Eliot Spitzer only declared his intention to return to New York politics this week, but bankers already appear to be resigning themselves to the reappearance of the industry's onetime nemesis.

Spitzer, the former governor of New York, made a name for himself — and a wide swath of industry enemies — during his tenure as the state's attorney general. His efforts to prosecute large financial companies and their executives earned him the nickname "The Sheriff of Wall Street," so bankers were unabashedly gleeful five years ago when Spitzer resigned amid a prostitution scandal.

But now that Spitzer is attempting a comeback by running for New York City comptroller, one can already sense that bankers are softening their public response to him. On Friday, Jamie Dimon, the chairman and chief executive of JPMorgan Chase (JPM), addressed Spitzer's comeback with mild, diplomatic praise.

"I think the American people have the right to vote for who they want … and I've always had a very good relationship with Eliot Spitzer," Dimon told reporters during a conference call to discuss JPMorgan's quarterly earnings.

Dimon's comments came even after Spitzer said he is gunning for the dual chairman/chief executive roles that became such a shareholder point of contention at JPMorgan this spring. Current comptroller John Liu, as manager of the city's pension funds, was a major shareholder advocate for the much-watched proposal to strip Dimon of one title. Dimon survived the much-watched vote, but not before months of public discussion and criticism of his leadership and risk management at the nation's largest bank.

Now Spitzer has said he will resurrect the issue.

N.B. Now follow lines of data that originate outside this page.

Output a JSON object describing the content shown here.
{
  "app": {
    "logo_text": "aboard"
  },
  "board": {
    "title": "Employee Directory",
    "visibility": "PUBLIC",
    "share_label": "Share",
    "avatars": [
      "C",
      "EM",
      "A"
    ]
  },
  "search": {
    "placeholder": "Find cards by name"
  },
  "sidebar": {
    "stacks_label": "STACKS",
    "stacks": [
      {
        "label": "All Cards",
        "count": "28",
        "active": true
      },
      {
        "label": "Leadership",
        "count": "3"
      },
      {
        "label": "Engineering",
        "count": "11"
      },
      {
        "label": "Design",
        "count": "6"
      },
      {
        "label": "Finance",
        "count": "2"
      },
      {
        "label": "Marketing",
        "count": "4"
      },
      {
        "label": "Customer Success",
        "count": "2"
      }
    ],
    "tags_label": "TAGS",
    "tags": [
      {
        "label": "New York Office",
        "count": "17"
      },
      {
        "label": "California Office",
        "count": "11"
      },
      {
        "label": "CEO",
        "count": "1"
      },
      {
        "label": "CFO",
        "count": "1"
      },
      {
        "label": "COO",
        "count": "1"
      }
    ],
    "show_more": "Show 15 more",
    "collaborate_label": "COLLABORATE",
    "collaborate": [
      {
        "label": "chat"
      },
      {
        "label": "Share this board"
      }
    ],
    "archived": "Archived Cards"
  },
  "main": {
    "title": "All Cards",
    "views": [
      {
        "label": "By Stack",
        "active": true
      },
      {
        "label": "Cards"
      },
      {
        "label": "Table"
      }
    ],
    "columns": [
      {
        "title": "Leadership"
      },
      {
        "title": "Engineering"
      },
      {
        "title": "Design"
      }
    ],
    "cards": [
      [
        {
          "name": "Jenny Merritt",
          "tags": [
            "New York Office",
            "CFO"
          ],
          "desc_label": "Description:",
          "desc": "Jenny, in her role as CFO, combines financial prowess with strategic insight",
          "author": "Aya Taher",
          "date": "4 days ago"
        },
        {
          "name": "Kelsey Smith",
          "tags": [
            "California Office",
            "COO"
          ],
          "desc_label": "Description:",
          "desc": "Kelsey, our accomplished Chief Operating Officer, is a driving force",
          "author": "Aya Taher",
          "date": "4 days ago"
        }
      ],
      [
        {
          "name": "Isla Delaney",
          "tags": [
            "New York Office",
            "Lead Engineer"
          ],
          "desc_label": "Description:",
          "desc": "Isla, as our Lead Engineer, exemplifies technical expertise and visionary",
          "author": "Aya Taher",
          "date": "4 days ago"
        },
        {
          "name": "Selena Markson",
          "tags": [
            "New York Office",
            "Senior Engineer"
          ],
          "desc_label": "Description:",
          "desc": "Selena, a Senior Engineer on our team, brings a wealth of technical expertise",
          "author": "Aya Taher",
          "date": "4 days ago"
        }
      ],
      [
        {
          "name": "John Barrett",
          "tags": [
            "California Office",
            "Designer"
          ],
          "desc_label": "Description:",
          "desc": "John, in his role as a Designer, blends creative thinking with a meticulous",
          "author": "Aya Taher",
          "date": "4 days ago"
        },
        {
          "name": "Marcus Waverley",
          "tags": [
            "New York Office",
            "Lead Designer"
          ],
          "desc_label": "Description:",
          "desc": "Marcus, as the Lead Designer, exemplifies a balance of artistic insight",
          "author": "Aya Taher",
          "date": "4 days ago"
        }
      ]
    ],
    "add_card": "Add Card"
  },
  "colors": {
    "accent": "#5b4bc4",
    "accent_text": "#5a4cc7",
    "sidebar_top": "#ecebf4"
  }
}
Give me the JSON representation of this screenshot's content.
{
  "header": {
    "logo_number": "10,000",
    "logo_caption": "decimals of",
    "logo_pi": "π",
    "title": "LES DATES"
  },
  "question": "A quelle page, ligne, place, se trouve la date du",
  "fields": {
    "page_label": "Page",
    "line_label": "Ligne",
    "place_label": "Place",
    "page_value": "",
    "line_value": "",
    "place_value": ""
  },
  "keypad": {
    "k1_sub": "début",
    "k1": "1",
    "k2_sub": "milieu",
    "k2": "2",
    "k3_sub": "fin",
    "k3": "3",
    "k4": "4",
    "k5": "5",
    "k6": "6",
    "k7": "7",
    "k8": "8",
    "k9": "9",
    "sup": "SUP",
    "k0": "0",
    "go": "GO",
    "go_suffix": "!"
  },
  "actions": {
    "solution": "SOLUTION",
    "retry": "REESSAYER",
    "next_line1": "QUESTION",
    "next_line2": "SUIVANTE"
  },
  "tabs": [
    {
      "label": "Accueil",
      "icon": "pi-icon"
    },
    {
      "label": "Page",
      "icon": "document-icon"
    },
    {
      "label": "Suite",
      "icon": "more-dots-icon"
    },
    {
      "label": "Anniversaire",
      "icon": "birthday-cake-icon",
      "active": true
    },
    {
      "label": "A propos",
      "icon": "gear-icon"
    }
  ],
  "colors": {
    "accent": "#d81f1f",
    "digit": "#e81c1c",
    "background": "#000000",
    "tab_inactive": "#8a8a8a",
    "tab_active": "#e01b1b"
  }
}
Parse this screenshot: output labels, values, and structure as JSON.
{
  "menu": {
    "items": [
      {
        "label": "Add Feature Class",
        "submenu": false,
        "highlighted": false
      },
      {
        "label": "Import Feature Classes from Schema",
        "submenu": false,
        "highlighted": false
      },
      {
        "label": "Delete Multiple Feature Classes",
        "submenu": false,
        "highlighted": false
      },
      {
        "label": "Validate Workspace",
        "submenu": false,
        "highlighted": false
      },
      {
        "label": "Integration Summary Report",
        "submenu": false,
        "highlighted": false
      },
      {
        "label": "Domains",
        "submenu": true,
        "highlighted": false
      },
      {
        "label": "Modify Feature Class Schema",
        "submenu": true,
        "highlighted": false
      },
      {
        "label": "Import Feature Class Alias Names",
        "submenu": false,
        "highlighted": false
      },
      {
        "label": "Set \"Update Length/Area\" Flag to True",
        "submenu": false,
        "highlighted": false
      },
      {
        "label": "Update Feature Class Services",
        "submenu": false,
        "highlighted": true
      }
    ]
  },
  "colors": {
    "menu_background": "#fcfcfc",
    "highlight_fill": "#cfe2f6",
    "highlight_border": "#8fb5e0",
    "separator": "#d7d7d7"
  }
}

This week, he mentioned Dimon when he told the Brian Lehrer Show that advocating for the separation of companies' chairman and chief executive roles would be one of his first priorities if he becomes comptroller.

Dimon on Friday mostly refused to take Spitzer's bait. "We have good governance," he told reporters. "I'd be happy to talk with him about it."

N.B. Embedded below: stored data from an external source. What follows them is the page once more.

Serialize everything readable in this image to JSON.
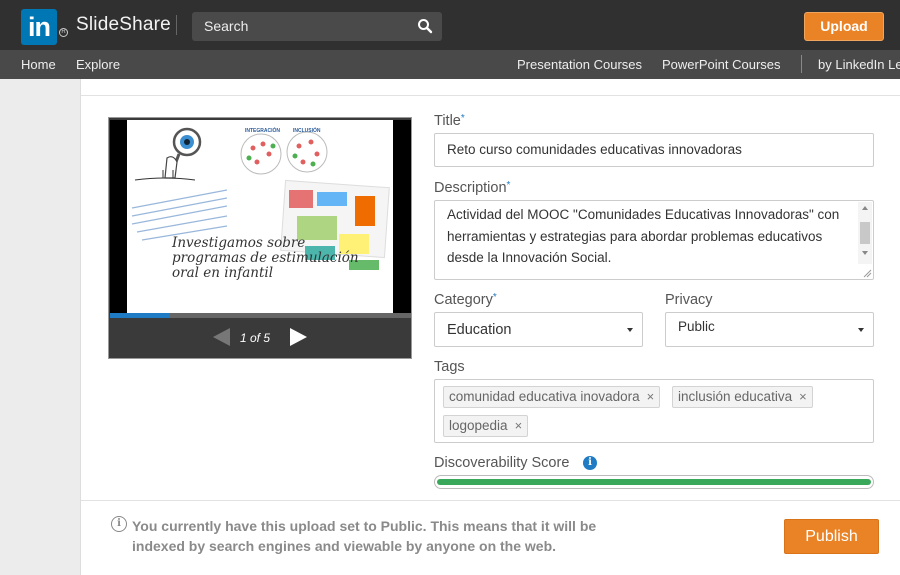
{
  "header": {
    "logo_text": "in",
    "brand": "SlideShare",
    "search_placeholder": "Search",
    "upload_label": "Upload"
  },
  "nav": {
    "home": "Home",
    "explore": "Explore",
    "presentation_courses": "Presentation Courses",
    "powerpoint_courses": "PowerPoint Courses",
    "by_linkedin": "by LinkedIn Le"
  },
  "preview": {
    "slide_label_1": "INTEGRACIÓN",
    "slide_label_2": "INCLUSIÓN",
    "slide_text": "Investigamos sobre programas de estimulación oral en infantil",
    "page_indicator": "1 of 5",
    "progress": 0.2
  },
  "form": {
    "title_label": "Title",
    "title_value": "Reto curso comunidades educativas innovadoras",
    "description_label": "Description",
    "description_value": "Actividad  del MOOC \"Comunidades Educativas Innovadoras\" con herramientas y estrategias para abordar problemas educativos desde la Innovación Social.",
    "category_label": "Category",
    "category_value": "Education",
    "privacy_label": "Privacy",
    "privacy_value": "Public",
    "tags_label": "Tags",
    "tags": [
      "comunidad educativa inovadora",
      "inclusión educativa",
      "logopedia"
    ],
    "discoverability_label": "Discoverability Score",
    "discoverability_score": 1.0,
    "required_marker": "*"
  },
  "footer": {
    "notice": "You currently have this upload set to Public. This means that it will be indexed by search engines and viewable by anyone on the web.",
    "publish_label": "Publish"
  },
  "colors": {
    "accent_orange": "#e98326",
    "linkedin_blue": "#0077b5",
    "score_green": "#3aa85a"
  }
}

Wells Fargo (WFC), another big bank that has faced recurring calls to split up John Stumpf's chairman and CEO jobs, was similarly restrained on Friday. The San Francisco bank also referred to its distance from New York politics; Chief Financial Officer Tim Sloan said in an interview that he "wasn't even aware" that Spitzer was running for office.

"When I think about any public office, the responsibilities that various officeholders have, I would just kind of scratch my head and say, 'Gosh, should that really be the No. 1 item on their list of things to be concerned about?'" Sloan said.

He generally pushed back against the argument that splitting banks' top leadership roles is a best practice. Wells has combined and split the roles in the past, and "we absolutely agree that it should be something that a company  should consider, and that from time to time it might make sense for a given company to do that," Sloan said. "But it shouldn’t be a requirement, because when you look at performance of companies, you can’t point to  any sort of statistic or surveys or results that would indicate that when you split the role, the company's going to perform better."

Kevin Wack contributed to this article.